Rabbit sure as shit knew how that felt; he’d been there, done that, and eventually earned the king’s trust. Now it was her turn . . . he hoped.
“Was there anything else?” Strike asked.
Rabbit shook his head. “I’m good if you are.”
“Then let’s go.”
They met the others outside the hotel and headed for El Rey. There, they all went in through the main gate, paid the entry fee, and joined the scattering of other park visitors, who were being desultorily watched by a couple of attendants who wore uniforms but no sidearms.
Once they were in, Strike gave a little finger wiggle. “Let’s spread out.
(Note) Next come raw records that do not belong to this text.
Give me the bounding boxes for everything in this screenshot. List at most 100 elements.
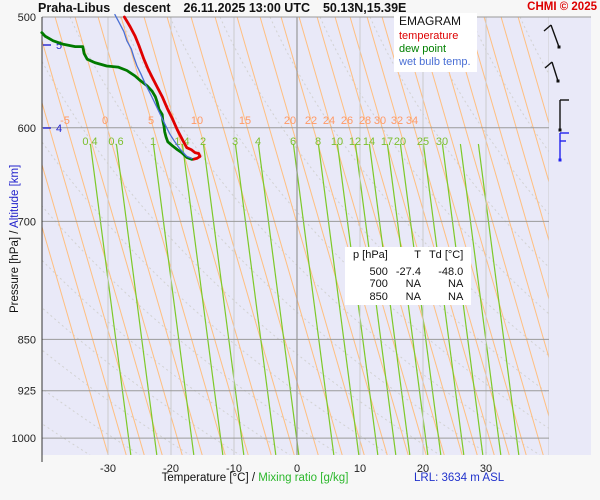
legend-item-temperature: temperature bbox=[399, 30, 459, 42]
dry-adiabat-line bbox=[236, 17, 365, 455]
title-datetime: 26.11.2025 13:00 UTC bbox=[183, 1, 310, 15]
title-sounding-type: descent bbox=[123, 1, 171, 15]
mixing-ratio-label: 10 bbox=[331, 136, 343, 148]
table-cell: -27.4 bbox=[395, 265, 421, 278]
wind-barb-station-dot bbox=[557, 45, 561, 49]
table-cell: NA bbox=[405, 290, 421, 303]
mixing-ratio-line bbox=[292, 143, 335, 455]
curve-temperature bbox=[123, 15, 202, 161]
altitude-tick-label: 4 bbox=[56, 123, 62, 135]
wet-adiabat-line bbox=[419, 17, 549, 215]
y-axis-title: Pressure [hPa] / Altitude [km] bbox=[9, 165, 21, 313]
mixing-ratio-line bbox=[477, 143, 520, 455]
mixing-ratio-label: 3 bbox=[232, 136, 238, 148]
wet-adiabat-line bbox=[469, 17, 549, 153]
wind-barb-station-dot bbox=[558, 158, 562, 162]
wind-barb bbox=[544, 61, 560, 83]
temperature-tick-label: 30 bbox=[480, 463, 492, 475]
dry-adiabat-line bbox=[466, 17, 549, 302]
page-title: Praha-Libus descent 26.11.2025 13:00 UTC 50… bbox=[38, 1, 406, 15]
legend-item-wetbulb: wet bulb temp. bbox=[399, 56, 471, 68]
dry-adiabat-line bbox=[120, 17, 249, 455]
mixing-ratio-line bbox=[115, 143, 158, 455]
wind-barb bbox=[558, 99, 569, 132]
mixing-ratio-line bbox=[152, 143, 195, 455]
table-cell: 850 bbox=[369, 290, 388, 303]
x-axis-title: Temperature [°C] / Mixing ratio [g/kg] bbox=[90, 472, 420, 484]
mixing-ratio-label: 2 bbox=[200, 136, 206, 148]
mixing-ratio-label: 8 bbox=[315, 136, 321, 148]
dry-adiabat-line bbox=[381, 17, 510, 455]
dry-adiabat-label: 0 bbox=[102, 115, 108, 127]
mixing-ratio-label: 17 bbox=[381, 136, 393, 148]
wind-barb-station-dot bbox=[556, 79, 560, 83]
dry-adiabat-line bbox=[42, 101, 145, 455]
x-axis-title-temperature: Temperature [°C] bbox=[161, 472, 249, 484]
dry-adiabat-line bbox=[334, 17, 463, 455]
mixing-ratio-label: 0.6 bbox=[108, 136, 123, 148]
mixing-ratio-label: 6 bbox=[290, 136, 296, 148]
mixing-ratio-line bbox=[459, 143, 502, 455]
table-cell: 700 bbox=[369, 278, 388, 290]
mixing-ratio-label: 30 bbox=[436, 136, 448, 148]
y-axis-title-altitude: Altitude [km] bbox=[9, 164, 21, 228]
mixing-ratio-line bbox=[234, 143, 277, 455]
dry-adiabat-line bbox=[42, 163, 127, 455]
dry-adiabat-label: 28 bbox=[359, 115, 371, 127]
grid-lines bbox=[42, 17, 549, 455]
pressure-tick-label: 500 bbox=[18, 12, 36, 24]
mixing-ratio-line bbox=[89, 143, 132, 455]
table-cell: 500 bbox=[369, 265, 388, 278]
wet-adiabat-line bbox=[219, 17, 549, 395]
dry-adiabat-label: 34 bbox=[406, 115, 418, 127]
dry-adiabat-line bbox=[166, 17, 295, 455]
curve-wet-bulb-temp- bbox=[114, 13, 193, 160]
temperature-tick-label: -30 bbox=[100, 463, 116, 475]
wet-adiabat-line bbox=[169, 17, 549, 429]
mixing-ratio-line bbox=[257, 143, 300, 455]
pressure-tick-label: 1000 bbox=[12, 433, 36, 445]
temperature-tick-label: 10 bbox=[354, 463, 366, 475]
dry-adiabat-line bbox=[449, 17, 549, 360]
mixing-ratio-label: 1 bbox=[150, 136, 156, 148]
wet-adiabat-line bbox=[42, 205, 341, 455]
wet-adiabat-line bbox=[42, 349, 191, 455]
dry-adiabat-line bbox=[483, 17, 549, 243]
curve-dew-point bbox=[40, 31, 194, 161]
dry-adiabat-line bbox=[298, 17, 427, 455]
dry-adiabat-label: 22 bbox=[305, 115, 317, 127]
mixing-ratio-line bbox=[317, 143, 360, 455]
mixing-ratio-line bbox=[181, 143, 224, 455]
pressure-tick-label: 600 bbox=[18, 123, 36, 135]
y-axis-title-separator: / bbox=[9, 227, 21, 237]
mixing-ratio-label: 14 bbox=[363, 136, 375, 148]
table-header-row: p [hPa] T Td [°C] bbox=[349, 249, 467, 266]
mixing-ratio-label: 25 bbox=[417, 136, 429, 148]
y-axis-title-pressure: Pressure [hPa] bbox=[9, 236, 21, 313]
x-axis-title-mixing-ratio: Mixing ratio [g/kg] bbox=[258, 472, 349, 484]
table-row: 500 -27.4 -48.0 bbox=[349, 266, 467, 279]
table-cell: NA bbox=[448, 290, 464, 303]
dry-adiabat-line bbox=[259, 17, 388, 455]
dry-adiabat-line bbox=[500, 17, 549, 184]
mixing-ratio-label: 4 bbox=[255, 136, 261, 148]
dry-adiabat-label: 32 bbox=[391, 115, 403, 127]
dry-adiabat-label: 15 bbox=[239, 115, 251, 127]
title-station: Praha-Libus bbox=[38, 1, 111, 15]
mixing-ratio-label: 0.4 bbox=[82, 136, 97, 148]
dry-adiabat-line bbox=[97, 17, 226, 455]
pressure-tick-label: 850 bbox=[18, 334, 36, 346]
dry-adiabat-line bbox=[398, 17, 527, 455]
temperature-tick-label: -10 bbox=[226, 463, 242, 475]
wet-adiabat-line bbox=[42, 140, 391, 455]
dry-adiabat-line bbox=[432, 17, 549, 419]
dry-adiabat-line bbox=[280, 17, 409, 455]
legend-heading: EMAGRAM bbox=[399, 14, 462, 28]
wind-barb-station-dot bbox=[558, 128, 562, 132]
wet-adiabat-line bbox=[42, 259, 291, 455]
table-header-temperature: T bbox=[414, 249, 421, 261]
mixing-ratio-line bbox=[202, 143, 245, 455]
dry-adiabat-label: 24 bbox=[323, 115, 335, 127]
dry-adiabat-label: 5 bbox=[148, 115, 154, 127]
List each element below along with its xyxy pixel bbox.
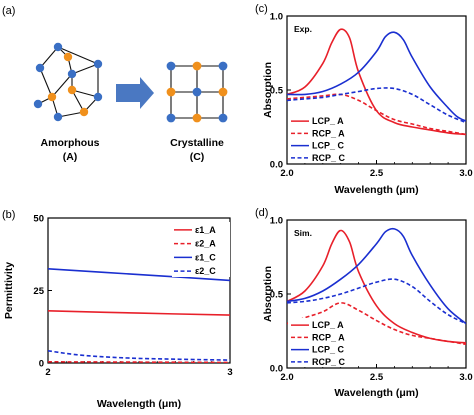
atom-orange — [218, 87, 228, 97]
series-line-0 — [48, 310, 230, 316]
legend-box — [288, 114, 352, 163]
atom-blue — [93, 92, 103, 102]
x-tick-label: 2 — [45, 367, 50, 378]
y-tick-label: 1.0 — [270, 12, 283, 23]
chart-absorption-experiment: 2.0 2.5 3.0 0.0 0.5 1.0 Wavelength (μm) Absorpt… — [262, 12, 473, 197]
legend-entry: RCP_ A — [312, 332, 345, 342]
legend-entry: ε2_C — [195, 266, 216, 276]
atom-blue — [53, 42, 63, 52]
bond-line — [57, 46, 99, 65]
atom-blue — [218, 61, 228, 71]
legend-entry: ε2_A — [195, 239, 216, 249]
series-line-0 — [287, 229, 466, 344]
series-line-3 — [48, 350, 230, 361]
transition-arrow-icon — [116, 77, 154, 109]
y-tick-label: 0.5 — [270, 86, 284, 97]
series-line-2 — [287, 31, 466, 122]
series-line-1 — [48, 361, 230, 363]
atom-orange — [192, 113, 202, 123]
bond-line — [39, 46, 59, 69]
bond-line — [39, 67, 53, 98]
y-tick-label: 25 — [33, 286, 44, 297]
x-axis-title: Wavelength (μm) — [334, 387, 418, 399]
crystalline-lattice — [166, 61, 228, 123]
x-tick-label: 2.5 — [370, 372, 384, 383]
x-axis-title: Wavelength (μm) — [334, 184, 418, 196]
y-tick-label: 0.0 — [270, 160, 283, 171]
series-line-1 — [287, 302, 466, 346]
chart-note: Sim. — [294, 228, 312, 238]
x-tick-label: 2.0 — [280, 168, 293, 179]
amorphous-sub-label: (A) — [63, 151, 78, 163]
bond-line — [71, 63, 99, 75]
y-tick-label: 0 — [39, 359, 44, 370]
atom-blue — [166, 113, 176, 123]
series-line-2 — [48, 268, 230, 282]
x-axis-title: Wavelength (μm) — [97, 398, 181, 410]
legend-entry: ε1_C — [195, 252, 216, 262]
x-tick-label: 2.0 — [280, 372, 293, 383]
y-axis-title: Absorption — [262, 266, 274, 322]
legend-entry: LCP_ C — [312, 345, 345, 355]
panel-label-c: (c) — [255, 3, 268, 15]
legend-entry: LCP_ A — [312, 320, 344, 330]
atom-blue — [33, 99, 43, 109]
y-tick-label: 0.5 — [270, 290, 284, 301]
legend-entry: LCP_ C — [312, 141, 345, 151]
y-tick-label: 0.0 — [270, 364, 283, 375]
atom-orange — [192, 61, 202, 71]
atom-orange — [67, 85, 77, 95]
x-tick-label: 3.0 — [459, 168, 472, 179]
x-tick-label: 3 — [227, 367, 232, 378]
legend-entry: RCP_ A — [312, 128, 345, 138]
atom-blue — [218, 113, 228, 123]
panel-label-d: (d) — [255, 207, 268, 219]
chart-permittivity: 2 3 0 25 50 Wavelength (μm) Permittivity ε1_A ε2… — [3, 214, 233, 411]
chart-absorption-simulation: 2.0 2.5 3.0 0.0 0.5 1.0 Wavelength (μm) Absorpt… — [262, 216, 473, 400]
series-line-3 — [287, 278, 466, 325]
atom-blue — [192, 87, 202, 97]
bond-line — [71, 89, 99, 98]
amorphous-label: Amorphous — [41, 137, 100, 149]
chart-note: Exp. — [294, 24, 312, 34]
amorphous-network — [33, 42, 103, 122]
legend-entry: RCP_ C — [312, 153, 346, 163]
atom-orange — [63, 52, 73, 62]
series-line-1 — [287, 93, 466, 136]
structure-diagram: Amorphous (A) Crystalline (C) — [33, 42, 228, 163]
atom-blue — [53, 112, 63, 122]
y-axis-title: Permittivity — [3, 262, 15, 319]
atom-orange — [166, 87, 176, 97]
crystalline-sub-label: (C) — [190, 151, 205, 163]
atom-blue — [166, 61, 176, 71]
atom-orange — [79, 107, 89, 117]
legend-entry: ε1_A — [195, 225, 216, 235]
y-tick-label: 1.0 — [270, 216, 283, 227]
x-tick-label: 3.0 — [459, 372, 472, 383]
atom-blue — [93, 59, 103, 69]
bond-line — [51, 73, 73, 98]
panel-label-a: (a) — [2, 5, 15, 17]
legend-entry: LCP_ A — [312, 116, 344, 126]
atom-blue — [67, 69, 77, 79]
crystalline-label: Crystalline — [170, 137, 224, 149]
atom-blue — [35, 63, 45, 73]
legend-box — [288, 318, 352, 367]
panel-label-b: (b) — [2, 209, 15, 221]
y-tick-label: 50 — [33, 214, 44, 225]
legend-entry: RCP_ C — [312, 357, 346, 367]
series-line-2 — [287, 227, 466, 325]
x-tick-label: 2.5 — [370, 168, 384, 179]
atom-orange — [47, 92, 57, 102]
bond-line — [57, 111, 85, 118]
legend-box — [172, 222, 230, 277]
y-axis-title: Absorption — [262, 62, 274, 118]
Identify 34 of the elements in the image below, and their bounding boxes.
We’ll meet up in five at the back of the pyramid.”
Although the magi could conceal themselves with a chameleon shield or by uplinking with Patience when she went invisible, the spells would be a power drain, so they stuck to more conventional camouflage to start with, splitting up to wander into the park, flying casual.
At least most of them did. Rabbit stopped just inside the main gate and took a long look around.
Most of the old buildings were little more than stone footprints, lines in the limestone outlining where the village’s market buildings, houses, temples, and palace had once stood. It all looked exactly the same as it had two days ago . . . but the air carried a subsonic whine he didn’t remember from before, one that made him want to work his jaw and pop his ears.